Never one to shy away from controversy, Mowat was outspoken about many environmental and social issues.

He called Canada’s treatment of aboriginals “abominable,” said the seal hunt was, “perhaps the most atrocious single trespass by human beings against the living world that’s taking place today,” and said hunts in general were “symbolic of the massive destruction that we’ve visited upon life.”

Although Mowat felt the struggle to preserve nature and wildlife was an ongoing one, he said: “I could honestly say I’ve fought the good fight.”

He was awarded the Queen Elizabeth II Jubilee Medal in 1956, the Governor General’s Award for his 1956 children’s story “Lost in the Barrens,” the Leacock Medal for Humour for “The Boat Who Wouldn’t Float” in 1970, the Order of Canada in 1981 and a Lifetime Achievement Award from the International Fund for Animal Welfare in 2003. He was also inducted into Canada’s Walk of Fame.

“Every book is a total experience in itself,” he said. “It’s a world in itself and when you finish the book you’re moving on to another world.”

Tributes to Mowat began to pour in as soon as word of his death broke.

In Ottawa, Liberal Leader Justin Trudeau said the author was “a family friend” from childhood.

“He came up to Harrington Lake a few times …. ah, got along great with my father,” said Trudeau. “He gave us a Labrador retriever who we called Farley who had a penchant for running after porcupines as I remember.”

He added: “Mr. Mowat obviously was a passionate Canadian who shaped a lot of my generation growing up with his books and he will be sorely missed.”

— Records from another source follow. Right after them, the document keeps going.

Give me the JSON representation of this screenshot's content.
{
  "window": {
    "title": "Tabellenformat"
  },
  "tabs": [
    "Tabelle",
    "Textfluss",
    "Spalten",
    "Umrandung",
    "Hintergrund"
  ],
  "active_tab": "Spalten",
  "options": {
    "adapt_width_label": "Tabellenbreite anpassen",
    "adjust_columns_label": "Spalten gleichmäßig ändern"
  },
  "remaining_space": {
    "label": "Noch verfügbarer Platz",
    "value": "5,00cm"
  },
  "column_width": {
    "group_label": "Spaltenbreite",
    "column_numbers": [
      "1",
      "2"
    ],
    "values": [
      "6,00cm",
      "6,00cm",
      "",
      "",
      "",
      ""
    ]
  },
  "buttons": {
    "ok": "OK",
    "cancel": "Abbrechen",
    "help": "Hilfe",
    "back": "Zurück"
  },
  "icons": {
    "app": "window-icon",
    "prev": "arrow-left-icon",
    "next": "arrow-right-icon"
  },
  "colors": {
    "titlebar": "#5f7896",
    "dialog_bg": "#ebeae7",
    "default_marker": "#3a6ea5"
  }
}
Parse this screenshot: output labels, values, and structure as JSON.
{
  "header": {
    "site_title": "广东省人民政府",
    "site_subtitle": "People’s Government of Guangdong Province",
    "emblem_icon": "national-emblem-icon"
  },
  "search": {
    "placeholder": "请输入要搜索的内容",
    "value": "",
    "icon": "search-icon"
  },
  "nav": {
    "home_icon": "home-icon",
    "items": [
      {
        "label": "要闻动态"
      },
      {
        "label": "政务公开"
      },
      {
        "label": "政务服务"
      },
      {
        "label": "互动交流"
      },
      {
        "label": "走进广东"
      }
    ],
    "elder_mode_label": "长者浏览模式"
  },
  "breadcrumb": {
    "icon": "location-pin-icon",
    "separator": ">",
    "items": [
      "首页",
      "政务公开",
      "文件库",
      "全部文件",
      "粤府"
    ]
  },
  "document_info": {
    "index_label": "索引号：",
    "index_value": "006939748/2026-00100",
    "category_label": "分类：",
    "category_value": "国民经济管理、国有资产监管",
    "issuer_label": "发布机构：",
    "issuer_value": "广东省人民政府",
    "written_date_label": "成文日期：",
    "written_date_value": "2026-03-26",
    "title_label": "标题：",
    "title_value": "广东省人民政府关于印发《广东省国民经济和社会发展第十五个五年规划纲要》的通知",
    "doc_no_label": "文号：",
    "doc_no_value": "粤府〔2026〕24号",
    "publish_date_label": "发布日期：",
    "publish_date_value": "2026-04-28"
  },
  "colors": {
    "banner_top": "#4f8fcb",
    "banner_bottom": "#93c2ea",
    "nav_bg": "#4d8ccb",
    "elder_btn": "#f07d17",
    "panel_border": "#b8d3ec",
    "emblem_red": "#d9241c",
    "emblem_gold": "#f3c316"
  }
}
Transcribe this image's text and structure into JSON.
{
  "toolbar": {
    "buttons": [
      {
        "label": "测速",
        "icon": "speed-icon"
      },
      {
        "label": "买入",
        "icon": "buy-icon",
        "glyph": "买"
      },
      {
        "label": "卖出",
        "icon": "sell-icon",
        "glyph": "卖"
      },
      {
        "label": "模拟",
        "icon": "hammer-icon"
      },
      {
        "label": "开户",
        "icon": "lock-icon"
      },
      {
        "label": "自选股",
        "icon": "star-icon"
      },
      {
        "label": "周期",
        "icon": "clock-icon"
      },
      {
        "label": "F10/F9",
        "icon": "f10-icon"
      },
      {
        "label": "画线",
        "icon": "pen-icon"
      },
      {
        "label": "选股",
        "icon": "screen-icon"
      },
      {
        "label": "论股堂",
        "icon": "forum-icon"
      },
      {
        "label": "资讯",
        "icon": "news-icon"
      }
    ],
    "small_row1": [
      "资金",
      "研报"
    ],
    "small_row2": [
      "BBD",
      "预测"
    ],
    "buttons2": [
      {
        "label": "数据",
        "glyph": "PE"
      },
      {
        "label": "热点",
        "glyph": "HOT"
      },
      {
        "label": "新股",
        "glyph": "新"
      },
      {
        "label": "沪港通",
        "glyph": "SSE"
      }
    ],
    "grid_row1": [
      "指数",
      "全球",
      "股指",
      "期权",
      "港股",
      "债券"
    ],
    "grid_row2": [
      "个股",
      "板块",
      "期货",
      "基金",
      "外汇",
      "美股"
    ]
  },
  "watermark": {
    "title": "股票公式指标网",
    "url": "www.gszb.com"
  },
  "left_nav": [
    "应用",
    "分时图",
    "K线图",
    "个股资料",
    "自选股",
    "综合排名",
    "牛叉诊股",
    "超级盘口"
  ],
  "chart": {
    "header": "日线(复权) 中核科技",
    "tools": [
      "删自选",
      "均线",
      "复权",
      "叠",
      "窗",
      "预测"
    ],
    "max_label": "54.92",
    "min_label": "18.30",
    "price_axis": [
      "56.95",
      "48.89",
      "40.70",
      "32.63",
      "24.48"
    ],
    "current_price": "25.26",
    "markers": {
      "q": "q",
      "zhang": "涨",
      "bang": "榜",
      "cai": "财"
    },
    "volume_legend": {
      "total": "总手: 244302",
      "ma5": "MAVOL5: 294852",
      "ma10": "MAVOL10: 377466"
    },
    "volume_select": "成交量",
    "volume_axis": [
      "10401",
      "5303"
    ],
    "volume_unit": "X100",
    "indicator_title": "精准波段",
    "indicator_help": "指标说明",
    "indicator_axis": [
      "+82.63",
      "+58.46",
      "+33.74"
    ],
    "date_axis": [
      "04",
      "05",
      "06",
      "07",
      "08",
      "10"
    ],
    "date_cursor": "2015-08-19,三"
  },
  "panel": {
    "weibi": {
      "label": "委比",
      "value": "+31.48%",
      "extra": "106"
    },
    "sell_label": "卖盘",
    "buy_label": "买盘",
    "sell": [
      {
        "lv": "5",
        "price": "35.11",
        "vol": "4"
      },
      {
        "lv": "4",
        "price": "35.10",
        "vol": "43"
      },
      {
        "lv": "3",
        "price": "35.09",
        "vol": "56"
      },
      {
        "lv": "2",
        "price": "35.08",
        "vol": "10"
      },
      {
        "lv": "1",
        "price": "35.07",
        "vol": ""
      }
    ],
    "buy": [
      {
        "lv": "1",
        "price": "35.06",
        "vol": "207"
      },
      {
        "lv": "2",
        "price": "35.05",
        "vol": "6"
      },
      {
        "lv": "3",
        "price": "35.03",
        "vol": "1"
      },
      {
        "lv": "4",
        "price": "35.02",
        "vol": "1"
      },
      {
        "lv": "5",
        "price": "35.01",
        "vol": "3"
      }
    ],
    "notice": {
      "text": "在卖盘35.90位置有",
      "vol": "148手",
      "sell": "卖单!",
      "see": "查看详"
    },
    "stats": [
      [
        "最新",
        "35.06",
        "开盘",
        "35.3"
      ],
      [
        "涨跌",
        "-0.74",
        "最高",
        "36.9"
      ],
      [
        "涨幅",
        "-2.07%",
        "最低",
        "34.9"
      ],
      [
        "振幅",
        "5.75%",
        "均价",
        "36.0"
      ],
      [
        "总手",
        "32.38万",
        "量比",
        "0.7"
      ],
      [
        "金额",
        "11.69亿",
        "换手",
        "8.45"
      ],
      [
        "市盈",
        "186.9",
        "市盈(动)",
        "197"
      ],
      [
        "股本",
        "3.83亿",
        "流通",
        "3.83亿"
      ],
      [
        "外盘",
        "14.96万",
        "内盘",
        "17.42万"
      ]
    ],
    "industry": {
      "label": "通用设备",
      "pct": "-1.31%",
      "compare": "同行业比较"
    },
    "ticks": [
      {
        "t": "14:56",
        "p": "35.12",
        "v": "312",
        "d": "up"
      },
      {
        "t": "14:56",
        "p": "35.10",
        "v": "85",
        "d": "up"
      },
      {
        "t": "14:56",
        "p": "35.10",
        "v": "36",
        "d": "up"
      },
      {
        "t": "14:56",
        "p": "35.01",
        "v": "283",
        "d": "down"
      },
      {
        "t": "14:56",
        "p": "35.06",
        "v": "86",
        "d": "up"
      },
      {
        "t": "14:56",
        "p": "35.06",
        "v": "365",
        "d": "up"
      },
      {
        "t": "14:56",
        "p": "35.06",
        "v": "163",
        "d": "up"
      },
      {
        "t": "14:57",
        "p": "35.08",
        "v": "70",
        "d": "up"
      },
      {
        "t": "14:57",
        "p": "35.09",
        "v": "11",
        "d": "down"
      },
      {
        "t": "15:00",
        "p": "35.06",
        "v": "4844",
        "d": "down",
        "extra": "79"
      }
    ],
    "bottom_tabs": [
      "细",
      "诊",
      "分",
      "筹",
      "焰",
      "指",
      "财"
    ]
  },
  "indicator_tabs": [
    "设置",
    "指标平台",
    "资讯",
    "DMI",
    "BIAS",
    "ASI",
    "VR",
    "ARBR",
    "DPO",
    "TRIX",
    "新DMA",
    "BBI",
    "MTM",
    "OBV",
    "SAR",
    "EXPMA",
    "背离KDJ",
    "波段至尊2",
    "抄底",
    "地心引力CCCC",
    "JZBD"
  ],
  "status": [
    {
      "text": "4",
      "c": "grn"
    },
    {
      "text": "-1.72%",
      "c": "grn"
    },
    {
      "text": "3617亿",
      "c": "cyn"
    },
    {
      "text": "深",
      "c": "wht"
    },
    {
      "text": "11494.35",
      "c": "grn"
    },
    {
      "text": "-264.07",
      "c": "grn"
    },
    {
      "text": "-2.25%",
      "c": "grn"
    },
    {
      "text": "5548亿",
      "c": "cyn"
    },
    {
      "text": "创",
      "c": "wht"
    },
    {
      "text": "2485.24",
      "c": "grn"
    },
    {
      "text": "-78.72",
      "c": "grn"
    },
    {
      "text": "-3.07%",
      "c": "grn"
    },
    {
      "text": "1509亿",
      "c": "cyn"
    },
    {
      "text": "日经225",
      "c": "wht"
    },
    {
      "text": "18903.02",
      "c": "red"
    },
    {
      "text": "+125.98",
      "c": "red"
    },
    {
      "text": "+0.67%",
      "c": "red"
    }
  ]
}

NDP Leader Tom Mulcair tweeted: “We have lost a great Canadian today. Farley Mowat’s work as an author and environmentalist has had a great impact on Canada and the world.”

Acclaimed novelist Margaret Atwood tweeted that Mowat was a “wonderful colleague & friend of many years,” while writer Andrew Pyper added: “Owls in the Family. One of the first books I aspired to copy. Farley Mowat, R.I.P.”

McClelland & Stewart, which published Mowat for many years, said “Canada has lost an icon and an irreplaceable spirit.”

“Farley Mowat broke the mould for Canadian literature,” Brad Martin, president and CEO of Penguin Random House Canada, said in a statement.

The Writers’ Union of Canada, of which Mowat was a founding member, lauded his “humour, spirit, and energy.”

“He said he would stand on his head in a public square, wearing his kilt, if necessary to promote Canadian Literature,” said a statement from Dorris Heffron, TWUC Chair and longtime acquaintance of Mowat.

“Fortunately, or not, he never found that necessary. Dear Fabulous Farley. He is truly unforgettable.”